The last Twitter lockout I remember is when the FBI seized the servers running predecessor code right out of Rackspace’s racks in 2004 😉(Indymedia and Cryptome were implicated/affected too).
Was never wed to Twitter, even before the drama that made me grateful to be here too—but the 2FA drama is enough to invest in more Mastadon subscriptions to make my feed here more relevant and informative.
If it weren’t for the occasional Aeon Magazine article I half-grok & whatever-the-fuck Meta & the web3 bros are doing that seems like they’ve read dystopian scifi as a manual, I’d consider the show based William Gibson’s The Peripheral a nice distraction. Enjoying it in spite of that.
All the local broadcast weather reports I heard the past couple of days celebrated the 10 degrees (Fahrenheit) warmer than normal temperatures. Which was depressing. Currently put it in real context.
"Mapping the most influential Twitter accounts during COP26"
At a quick glance, this seems to imply a reinforcement of a disparity I’ve perceived my entire life across all convenings of power I’ve become aware of: the popular and factually correct voices are effectively paid lip service and empty tribute, if not entirely ignored, by a small set of people with even less popular influence but far more official power (and responsibility).
Not feeling optimistic about COP27.
We’ve not really figured out printing, calendaring or email… what makes anyone think we’ve got the rest of this figured out is beyond me.
Suffering the Ed Sullivans and still failing at recovering some lost productivity on a Sunday night. But my desk is clean now.
Monday gonna Monday.
The problem with … bullshit jobs
Gave The Problem With Jon Stewart another chance this week. The Taxes episode was a classic redux of a fairly fundamental (and dare I say, potentially very non-partisan) analysis of an unresponsive government and corruption. It also came off like a validation of David Graeber’s Bullshit Jobs.

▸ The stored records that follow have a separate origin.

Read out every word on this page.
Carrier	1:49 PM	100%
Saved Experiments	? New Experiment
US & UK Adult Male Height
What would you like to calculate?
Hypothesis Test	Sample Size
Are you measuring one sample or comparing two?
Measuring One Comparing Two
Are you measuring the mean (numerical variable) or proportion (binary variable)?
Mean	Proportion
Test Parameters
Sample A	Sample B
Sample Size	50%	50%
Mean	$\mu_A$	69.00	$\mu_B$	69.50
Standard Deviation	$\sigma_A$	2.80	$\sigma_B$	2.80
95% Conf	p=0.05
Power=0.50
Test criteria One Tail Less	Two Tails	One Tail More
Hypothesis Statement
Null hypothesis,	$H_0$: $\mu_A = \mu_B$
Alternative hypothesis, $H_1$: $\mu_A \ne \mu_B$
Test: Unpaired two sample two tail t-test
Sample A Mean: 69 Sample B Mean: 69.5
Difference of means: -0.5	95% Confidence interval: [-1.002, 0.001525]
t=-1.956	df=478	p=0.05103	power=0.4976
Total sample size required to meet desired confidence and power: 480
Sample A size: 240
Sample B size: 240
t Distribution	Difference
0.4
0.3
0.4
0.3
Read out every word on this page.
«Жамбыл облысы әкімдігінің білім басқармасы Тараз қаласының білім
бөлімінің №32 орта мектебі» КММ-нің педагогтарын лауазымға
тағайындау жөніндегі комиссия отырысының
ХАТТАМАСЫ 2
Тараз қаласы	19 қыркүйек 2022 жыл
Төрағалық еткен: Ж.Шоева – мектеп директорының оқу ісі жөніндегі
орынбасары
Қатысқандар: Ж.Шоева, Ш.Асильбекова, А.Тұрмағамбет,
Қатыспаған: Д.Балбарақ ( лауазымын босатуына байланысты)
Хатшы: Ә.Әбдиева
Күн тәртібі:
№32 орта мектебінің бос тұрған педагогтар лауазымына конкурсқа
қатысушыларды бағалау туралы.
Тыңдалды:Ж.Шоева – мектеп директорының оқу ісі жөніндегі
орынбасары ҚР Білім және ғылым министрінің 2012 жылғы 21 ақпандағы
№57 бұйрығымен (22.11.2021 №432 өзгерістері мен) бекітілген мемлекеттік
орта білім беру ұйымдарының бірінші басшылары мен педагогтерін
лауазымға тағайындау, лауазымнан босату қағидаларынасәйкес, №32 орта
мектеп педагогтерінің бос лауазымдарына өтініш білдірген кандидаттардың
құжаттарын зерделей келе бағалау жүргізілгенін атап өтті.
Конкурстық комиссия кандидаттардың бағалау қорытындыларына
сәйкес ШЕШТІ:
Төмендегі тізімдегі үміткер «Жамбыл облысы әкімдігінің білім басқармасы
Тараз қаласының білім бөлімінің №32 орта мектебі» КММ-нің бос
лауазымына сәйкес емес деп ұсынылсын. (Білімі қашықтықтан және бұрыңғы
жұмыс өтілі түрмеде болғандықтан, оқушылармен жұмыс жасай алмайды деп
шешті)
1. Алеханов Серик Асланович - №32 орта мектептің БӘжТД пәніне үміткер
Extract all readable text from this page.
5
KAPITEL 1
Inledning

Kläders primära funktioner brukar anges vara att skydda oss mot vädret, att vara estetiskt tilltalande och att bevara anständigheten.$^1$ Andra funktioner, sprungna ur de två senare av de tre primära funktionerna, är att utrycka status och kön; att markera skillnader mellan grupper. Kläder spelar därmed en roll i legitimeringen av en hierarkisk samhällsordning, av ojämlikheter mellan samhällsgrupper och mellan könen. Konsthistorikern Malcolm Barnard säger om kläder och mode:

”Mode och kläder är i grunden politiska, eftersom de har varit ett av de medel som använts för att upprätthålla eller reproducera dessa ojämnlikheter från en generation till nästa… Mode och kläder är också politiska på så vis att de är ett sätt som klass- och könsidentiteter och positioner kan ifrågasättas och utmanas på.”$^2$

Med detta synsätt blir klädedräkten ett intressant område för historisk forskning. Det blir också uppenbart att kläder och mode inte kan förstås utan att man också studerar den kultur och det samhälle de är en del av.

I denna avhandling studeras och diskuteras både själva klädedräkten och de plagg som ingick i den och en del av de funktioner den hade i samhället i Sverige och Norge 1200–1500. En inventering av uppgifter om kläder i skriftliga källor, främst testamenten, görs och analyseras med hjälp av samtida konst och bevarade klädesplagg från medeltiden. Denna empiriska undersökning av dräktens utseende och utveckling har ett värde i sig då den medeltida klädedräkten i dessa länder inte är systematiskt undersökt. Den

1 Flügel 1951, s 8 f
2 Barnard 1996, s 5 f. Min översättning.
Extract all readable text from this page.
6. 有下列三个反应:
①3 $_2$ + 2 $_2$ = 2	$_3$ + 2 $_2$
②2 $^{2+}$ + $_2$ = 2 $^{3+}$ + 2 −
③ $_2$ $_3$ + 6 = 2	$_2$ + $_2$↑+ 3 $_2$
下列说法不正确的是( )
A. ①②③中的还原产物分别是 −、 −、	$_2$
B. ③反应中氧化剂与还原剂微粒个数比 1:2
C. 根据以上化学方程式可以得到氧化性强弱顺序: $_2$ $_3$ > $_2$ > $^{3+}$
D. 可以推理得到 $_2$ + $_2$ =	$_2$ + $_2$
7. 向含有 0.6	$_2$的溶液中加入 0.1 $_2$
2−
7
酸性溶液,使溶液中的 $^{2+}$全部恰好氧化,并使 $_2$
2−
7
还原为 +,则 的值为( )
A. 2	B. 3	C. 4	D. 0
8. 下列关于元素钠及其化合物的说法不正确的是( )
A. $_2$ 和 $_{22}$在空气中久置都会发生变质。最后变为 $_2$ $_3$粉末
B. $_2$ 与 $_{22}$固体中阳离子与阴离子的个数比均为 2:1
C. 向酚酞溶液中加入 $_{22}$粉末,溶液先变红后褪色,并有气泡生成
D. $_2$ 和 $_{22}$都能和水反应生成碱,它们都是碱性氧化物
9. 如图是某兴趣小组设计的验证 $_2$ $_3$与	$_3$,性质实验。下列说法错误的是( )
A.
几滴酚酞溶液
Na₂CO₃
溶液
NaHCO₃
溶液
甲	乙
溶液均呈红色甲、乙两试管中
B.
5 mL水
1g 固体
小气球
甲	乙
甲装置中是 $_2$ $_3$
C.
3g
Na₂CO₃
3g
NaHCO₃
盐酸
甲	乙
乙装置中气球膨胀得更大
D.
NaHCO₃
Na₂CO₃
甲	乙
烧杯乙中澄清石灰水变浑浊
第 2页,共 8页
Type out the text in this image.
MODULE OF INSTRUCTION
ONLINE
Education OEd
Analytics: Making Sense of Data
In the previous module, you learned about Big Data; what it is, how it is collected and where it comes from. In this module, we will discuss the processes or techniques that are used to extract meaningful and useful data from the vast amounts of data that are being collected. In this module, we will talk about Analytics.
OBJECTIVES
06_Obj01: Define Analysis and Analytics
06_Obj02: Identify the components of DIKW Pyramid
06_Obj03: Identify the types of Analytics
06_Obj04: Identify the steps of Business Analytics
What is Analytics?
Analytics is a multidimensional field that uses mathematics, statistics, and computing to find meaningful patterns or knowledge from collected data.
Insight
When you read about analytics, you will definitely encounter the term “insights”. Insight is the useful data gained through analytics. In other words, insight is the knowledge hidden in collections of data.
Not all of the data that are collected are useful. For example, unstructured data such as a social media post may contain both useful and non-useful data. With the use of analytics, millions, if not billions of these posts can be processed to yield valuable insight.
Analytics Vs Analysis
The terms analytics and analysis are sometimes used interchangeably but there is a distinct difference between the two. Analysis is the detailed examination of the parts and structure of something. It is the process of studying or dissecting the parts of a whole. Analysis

I keep placing my coffee mug on my wireless induction charging pad, as if it were a coaster. ☕️🪫
Not the most artful shot, but an accurate representation of “a day in the life” common event — a low-flying military helicopter over Capitol Hill, Washington, DC. October 14, 08:56 ET.
Currently reading: The Dawn of Everything by David Graeber and David Wengrow 📚
I first encountered Graeber (¡Presente!) on an Indymedia livestream giving an interview or speaking at a teach-in during a convergence to protest WTO or WEF. Something like that. Pre-9/11 revolutionary optimism on my part.
Catching-up with The Handmaid’s Tale and the end of Season 4, where Zoom gets a mention. This, for me, only makes the current reality, still dominated by Zoom and its competitors, feel like a continued dystopia.
The Browser Wars may be over, but ...
… the fiefdoms remain.
There doesn’t seem to be a combination of browser extensions that gives me the combination of features I want, in the experience I want, to have some parity across the multiple browsers I use every day.
The shortlist (this is not all-inclusive) might be:
- Safari’s “merge all windows”
- Safari’s “arrange tabs by web site” (or alphabetically by title)
- Chrome’s tab groups (Safari’s groups are closest, But I like the in-tab-bar experience a little better)
- Syncing of groups across instances/platforms on that browser (Safari does it best, I want the same experience on Chrome, Firefox)
- Firefox’s containers
I haven’t yet reached (or appreciated?) the level of enlightenment where this doesn’t have a massive depressing effect on me. I am also not very skeptical.
Just trying to figure out if I need to really be more zen or subscribe to Free Will Illusionism, or hope for more meaningful quantum randomness as my “religion” or spirituality.
There was a sliver of a moment, as I looked up while driving through Catonsville tonight and saw what turned out to be the SpaceX Starlink launch, where I thought “maybe Dad was right this time.”
I know I’m just a cantankerous and rather undistinguished Internet Old, but now that I am back in the digital agency space, I can’t help but think even the progressives on the web are missing the thing. The tactics still seem to be “be like the dark money, but better.”
I don’t have enough to expound on that, and I’ll be pressure testing it.
Stopping for a second to appreciate passing through the autumnal equinox.
A 🥃 to the equinox. 🍂
Our household has hit that stage in life where one inspects odd, dark brown-ish lumps of debris and asks oneself, “is it food? Play-Doh(TM)? Poop?”
Focus Mode might save my brain, but kill me in the short term anyway.
A brief respite
I am not a fan of the chumps who introduced and voted for this amendment, but I am disgusted with everyone—the other 97—who voted against it.
I gotta push it to the limit, and I keep finding the limit isn’t quite here.
My knuckles, my heart rate, the cortisol levels… why?